For the actual coding loop, the size that earns its keep on consumer hardware is roughly 14B to 32B at Q4_K_M quantization. That fits on a 16 to 24 GB GPU and produces tool calls that are, in my use, indistinguishable from the cloud agents on small-to-medium tasks. The cloud still wins for cross-file refactors at scale, multi-step reasoning over very long contexts, and anything where the SOTA quality gap shows up. For the day-to-day "edit this file, run the tests, fix the failure," the local loop has caught up.

There is a sibling project called hydra-llm that I built before this one. It manages local LLM servers: download a model, start it on a port, get an OpenAI-compatible endpoint back. lillycoder talks that exact shape. So the two compose into a fully local coding stack with two commands:

# in hydra-llm:
hydra-llm start qwen2.5-32b
hydra-llm api   qwen2.5-32b           # prints the URL

# in your project directory:
lillycoder --api http://localhost:18087/v1

That is the whole thing. hydra-llm handles the model lifecycle. lillycoder is the agent on top. They are two halves of one workflow, and either half is replaceable. If you already have ollama running, skip hydra-llm. If you have a different agent you like better, point it at hydra-llm's endpoint instead. The split is intentional; tools that try to be both the runtime and the agent always end up worse at one of those jobs.

Installation is the boring part, which is how it should be. On Debian and Ubuntu there is a signed apt repository, so it is a normal package after a one-time keyring setup:

sudo install -d -m 0755 /etc/apt/keyrings
curl -fsSL https://ra-yavuz.github.io/apt/pubkey.gpg \
  | sudo tee /etc/apt/keyrings/ra-yavuz.gpg >/dev/null
echo "deb [signed-by=/etc/apt/keyrings/ra-yavuz.gpg] https://ra-yavuz.github.io/apt stable main" \
  | sudo tee /etc/apt/sources.list.d/ra-yavuz.list
sudo apt update
sudo apt install lillycoder

From source on any Linux it is the usual git clone and pip install --user -e .. After that, cd into a project, run lillycoder, and start typing. If a local LLM server is already listening on a common port, the tool finds it. If not, pass --api with the URL.

The bundled persona is a kid-coder voice, deliberately playful, because I find it pleasant to work with and the alternative was yet another terse-junior-engineer voice that the world has plenty of. If that is not your taste, drop a markdown file at ~/.config/lillycoder/personas/<name>.md and run with --persona <name>. The persona is the system prompt; everything else, the tools, the gates, the loop, is unchanged.

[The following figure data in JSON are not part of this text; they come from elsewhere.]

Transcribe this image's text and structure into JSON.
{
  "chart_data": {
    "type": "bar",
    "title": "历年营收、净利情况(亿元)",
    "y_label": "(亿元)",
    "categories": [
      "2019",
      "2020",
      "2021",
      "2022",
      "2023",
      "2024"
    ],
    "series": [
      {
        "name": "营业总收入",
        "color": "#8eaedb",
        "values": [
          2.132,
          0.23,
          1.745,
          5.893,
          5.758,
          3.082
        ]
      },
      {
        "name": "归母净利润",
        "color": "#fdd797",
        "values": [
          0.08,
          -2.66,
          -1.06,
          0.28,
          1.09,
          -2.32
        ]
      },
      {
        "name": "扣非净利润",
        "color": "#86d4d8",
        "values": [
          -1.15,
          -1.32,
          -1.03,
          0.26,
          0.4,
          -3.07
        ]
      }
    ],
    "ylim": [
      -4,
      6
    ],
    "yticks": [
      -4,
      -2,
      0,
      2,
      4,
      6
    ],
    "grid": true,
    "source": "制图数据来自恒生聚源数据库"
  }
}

That is also a useful place to encode project conventions. A persona that says "always run the test suite after edits, never modify files outside src/, prefer pure functions" turns into a behavior the model leans on across the whole session. It is not a sandbox or a guarantee, but it does shape what the model picks before it gets to the permission prompt, which means fewer prompts to refuse and more to accept on autopilot.

The bigger point behind all of this is that local agentic coding is no longer a research project. The pieces are there: capable models, an open endpoint shape, fast enough hardware, and the realisation that "agent" and "model server" are two different concerns that should not be welded together. lillycoder is one specific composition of those pieces. It is opinionated about safety (gates by default, hard-deny on top), uninterested in being the model runtime (point it at one), and small enough that the entire codebase is readable in one sitting if you want to know what runs on your machine.

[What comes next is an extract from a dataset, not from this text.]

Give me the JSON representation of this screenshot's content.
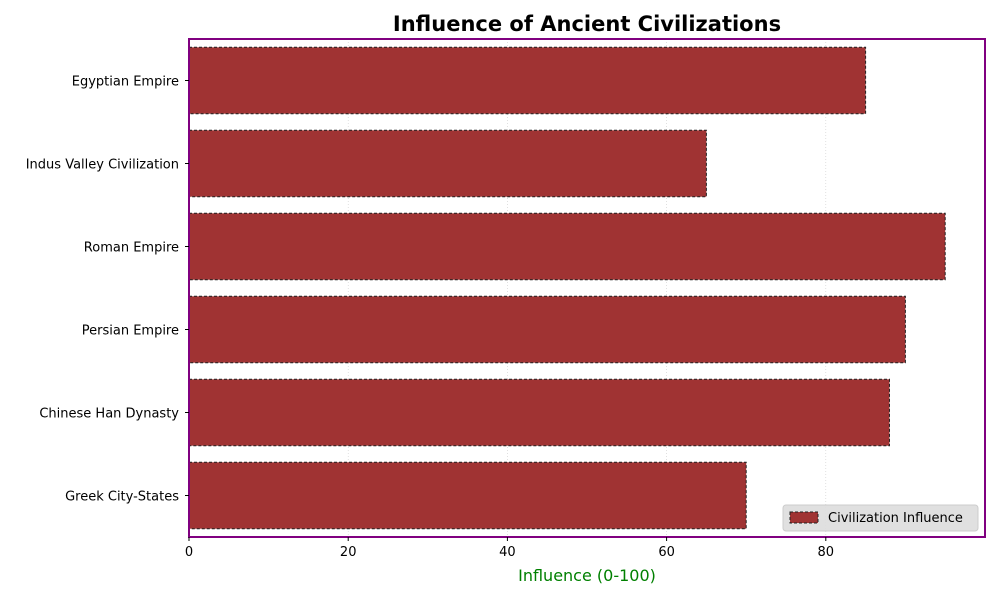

If you want to try it, the install lines above are real and the source is on GitHub. If something local is already listening, just running lillycoder in a folder will pick it up. The first thing to type, the same thing I type, is "what files are in this folder?" From the answer you can already tell whether the model on the other end is going to be a useful collaborator, and that is the only thing that really matters about which one you picked.